Additionally, the allegations against Poor in the proposed Second Amended Complaint fail to state a claim under Rule 12(b)(6). In a nutshell, the factual allegations against Poor are sparse. Viewed in the light most favorable to Benson, all I can discern from the proposed Second Amended Complaint is that Poor, as Chief of the Galveston County Sheriff's Office, was responsible for the hiring, training, and supervision of Deputy Benavidez, and that he generally allowed deputies to use excessive force. I have already explained why the proposed negligent hiring, training, supervision, and retention claim fails as a matter of law. As far as the proposed Second Amended Complaint's § 1983 claim against Poor, there are no facts that connect Poor to the alleged unconstitutional conduct that took place when Deputy Benavidez shot Benson in July 2019.

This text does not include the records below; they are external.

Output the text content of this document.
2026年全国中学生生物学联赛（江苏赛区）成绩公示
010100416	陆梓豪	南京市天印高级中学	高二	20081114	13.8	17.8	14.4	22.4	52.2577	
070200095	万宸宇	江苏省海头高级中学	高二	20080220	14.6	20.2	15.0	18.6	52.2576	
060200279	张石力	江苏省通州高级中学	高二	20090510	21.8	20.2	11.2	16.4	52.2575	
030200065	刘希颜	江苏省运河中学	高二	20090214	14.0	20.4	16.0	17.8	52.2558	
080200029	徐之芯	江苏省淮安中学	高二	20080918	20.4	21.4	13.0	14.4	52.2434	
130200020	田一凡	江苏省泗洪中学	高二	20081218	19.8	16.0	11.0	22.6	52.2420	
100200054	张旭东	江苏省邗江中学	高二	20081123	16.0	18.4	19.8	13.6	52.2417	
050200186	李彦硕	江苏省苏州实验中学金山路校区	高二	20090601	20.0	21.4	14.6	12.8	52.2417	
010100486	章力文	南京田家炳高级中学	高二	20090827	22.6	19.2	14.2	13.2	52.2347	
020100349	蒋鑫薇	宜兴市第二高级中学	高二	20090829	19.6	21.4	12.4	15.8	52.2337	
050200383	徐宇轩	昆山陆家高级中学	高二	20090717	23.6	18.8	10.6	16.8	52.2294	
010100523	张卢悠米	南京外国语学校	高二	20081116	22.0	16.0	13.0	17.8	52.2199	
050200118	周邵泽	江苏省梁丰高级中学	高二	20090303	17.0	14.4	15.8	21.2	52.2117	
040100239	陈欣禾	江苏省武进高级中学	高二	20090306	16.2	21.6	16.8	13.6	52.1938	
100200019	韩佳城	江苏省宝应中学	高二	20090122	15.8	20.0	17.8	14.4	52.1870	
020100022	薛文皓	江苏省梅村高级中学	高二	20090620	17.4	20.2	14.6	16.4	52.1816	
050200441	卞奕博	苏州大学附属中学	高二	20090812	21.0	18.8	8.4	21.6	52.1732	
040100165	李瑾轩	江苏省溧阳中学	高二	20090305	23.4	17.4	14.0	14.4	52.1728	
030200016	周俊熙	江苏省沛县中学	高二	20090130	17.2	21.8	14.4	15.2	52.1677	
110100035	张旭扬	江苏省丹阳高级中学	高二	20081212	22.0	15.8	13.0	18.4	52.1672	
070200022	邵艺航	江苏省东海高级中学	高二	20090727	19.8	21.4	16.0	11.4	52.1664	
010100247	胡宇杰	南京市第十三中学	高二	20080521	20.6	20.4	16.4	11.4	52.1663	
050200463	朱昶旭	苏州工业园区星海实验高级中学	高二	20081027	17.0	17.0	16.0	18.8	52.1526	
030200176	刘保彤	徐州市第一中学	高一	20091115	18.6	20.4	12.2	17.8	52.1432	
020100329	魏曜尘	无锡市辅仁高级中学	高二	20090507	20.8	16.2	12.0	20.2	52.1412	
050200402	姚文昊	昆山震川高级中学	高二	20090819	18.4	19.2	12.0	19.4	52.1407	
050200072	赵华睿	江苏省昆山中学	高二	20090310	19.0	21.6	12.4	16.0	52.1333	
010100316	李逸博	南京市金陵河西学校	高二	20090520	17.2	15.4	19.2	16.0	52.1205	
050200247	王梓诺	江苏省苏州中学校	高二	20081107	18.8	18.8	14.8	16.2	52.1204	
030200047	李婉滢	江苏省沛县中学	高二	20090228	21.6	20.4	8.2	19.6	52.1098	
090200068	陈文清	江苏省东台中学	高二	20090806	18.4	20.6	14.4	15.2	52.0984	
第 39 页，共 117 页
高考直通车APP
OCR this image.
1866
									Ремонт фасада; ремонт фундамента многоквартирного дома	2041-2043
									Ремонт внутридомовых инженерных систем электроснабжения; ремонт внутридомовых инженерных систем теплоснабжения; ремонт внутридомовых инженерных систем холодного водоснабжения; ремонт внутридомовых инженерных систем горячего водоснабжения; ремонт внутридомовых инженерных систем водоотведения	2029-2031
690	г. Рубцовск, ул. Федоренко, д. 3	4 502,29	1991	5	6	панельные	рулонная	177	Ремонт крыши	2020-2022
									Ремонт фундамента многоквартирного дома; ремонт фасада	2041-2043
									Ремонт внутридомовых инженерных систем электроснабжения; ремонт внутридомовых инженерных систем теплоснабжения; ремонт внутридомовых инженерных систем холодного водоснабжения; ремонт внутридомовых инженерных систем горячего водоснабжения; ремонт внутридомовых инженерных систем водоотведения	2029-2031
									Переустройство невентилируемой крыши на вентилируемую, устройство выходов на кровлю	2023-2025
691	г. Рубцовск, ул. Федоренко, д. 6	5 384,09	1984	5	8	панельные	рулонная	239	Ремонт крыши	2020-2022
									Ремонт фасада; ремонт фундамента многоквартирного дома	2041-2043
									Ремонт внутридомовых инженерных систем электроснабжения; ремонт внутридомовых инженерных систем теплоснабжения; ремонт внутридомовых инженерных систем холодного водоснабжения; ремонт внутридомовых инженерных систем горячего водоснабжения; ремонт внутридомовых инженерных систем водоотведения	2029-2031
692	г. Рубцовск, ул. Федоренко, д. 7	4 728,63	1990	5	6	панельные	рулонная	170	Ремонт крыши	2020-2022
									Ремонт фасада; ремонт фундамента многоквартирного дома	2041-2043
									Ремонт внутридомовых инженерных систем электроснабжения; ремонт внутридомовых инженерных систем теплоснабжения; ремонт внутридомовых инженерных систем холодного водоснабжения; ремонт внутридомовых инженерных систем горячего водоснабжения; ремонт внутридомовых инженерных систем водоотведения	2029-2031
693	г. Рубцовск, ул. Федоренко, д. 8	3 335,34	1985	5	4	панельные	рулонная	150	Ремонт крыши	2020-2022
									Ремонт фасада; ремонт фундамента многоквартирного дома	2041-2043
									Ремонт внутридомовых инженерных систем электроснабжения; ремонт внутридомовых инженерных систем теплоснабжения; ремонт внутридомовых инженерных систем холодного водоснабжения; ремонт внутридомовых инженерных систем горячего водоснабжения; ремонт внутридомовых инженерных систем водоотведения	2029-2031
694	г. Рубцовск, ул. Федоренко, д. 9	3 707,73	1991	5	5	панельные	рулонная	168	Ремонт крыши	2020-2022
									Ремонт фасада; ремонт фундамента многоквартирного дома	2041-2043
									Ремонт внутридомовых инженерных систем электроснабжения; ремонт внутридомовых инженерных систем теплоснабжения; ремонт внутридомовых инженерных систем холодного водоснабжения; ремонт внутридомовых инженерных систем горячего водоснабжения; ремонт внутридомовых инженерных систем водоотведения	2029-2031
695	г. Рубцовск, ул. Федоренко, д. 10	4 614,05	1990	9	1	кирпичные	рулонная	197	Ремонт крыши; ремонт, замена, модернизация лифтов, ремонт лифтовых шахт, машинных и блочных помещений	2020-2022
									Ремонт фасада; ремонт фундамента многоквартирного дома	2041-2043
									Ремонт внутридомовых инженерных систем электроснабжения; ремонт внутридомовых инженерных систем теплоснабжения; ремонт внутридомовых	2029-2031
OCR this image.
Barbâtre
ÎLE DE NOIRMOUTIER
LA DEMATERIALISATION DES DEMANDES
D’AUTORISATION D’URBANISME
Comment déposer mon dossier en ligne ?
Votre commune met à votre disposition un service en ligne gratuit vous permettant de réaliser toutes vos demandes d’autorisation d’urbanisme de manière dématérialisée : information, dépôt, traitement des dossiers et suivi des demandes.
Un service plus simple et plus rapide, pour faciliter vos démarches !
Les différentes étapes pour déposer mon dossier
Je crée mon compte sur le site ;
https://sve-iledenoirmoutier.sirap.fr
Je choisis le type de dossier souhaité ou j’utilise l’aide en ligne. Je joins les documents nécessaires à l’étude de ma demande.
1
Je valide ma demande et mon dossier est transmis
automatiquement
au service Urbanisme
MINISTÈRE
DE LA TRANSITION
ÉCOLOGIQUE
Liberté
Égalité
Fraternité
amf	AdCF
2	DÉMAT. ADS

Given that Poor retired as Sheriff nearly a decade ago, it is hard to understand how Poor can be held responsible for a shooting that occurred six or seven years after he left office. “In order to establish supervisor liability for constitutional violations committed by subordinate employees, plaintiffs must show that the supervisor acted, or failed to act, with deliberate indifference to violations of others' constitutional rights committed by their subordinates.” Wernecke v. Garcia, 591 F.3d 386, 401 (5th Cir. 2009) (cleaned up). The proposed Second Amended Complaint sheds no light on how anything Poor did-or did not do-led to the shooting. Benson's “allegations are generic at best, providing no specific facts that rise above the speculative level.” Parker v. Blackwell, 23 F.4th 517, 525 (5th Cir. 2022). Because the proposed Second Amended Complaint does not state a colorable claim against Poor, it would be futile to give Benson yet another opportunity to amend his complaint.
See, Sheriff Freddie Poor reflects on his 45-year career, KHOU.COM (Dec. 30, 2012, 11:11 a.m.), https://www.khou.com/article/news/local/sheriff-freddie-poor-reflects-on-his-45-year-career/285-339611390.
For the reasons stated above, the Motion to Amend is DENIED.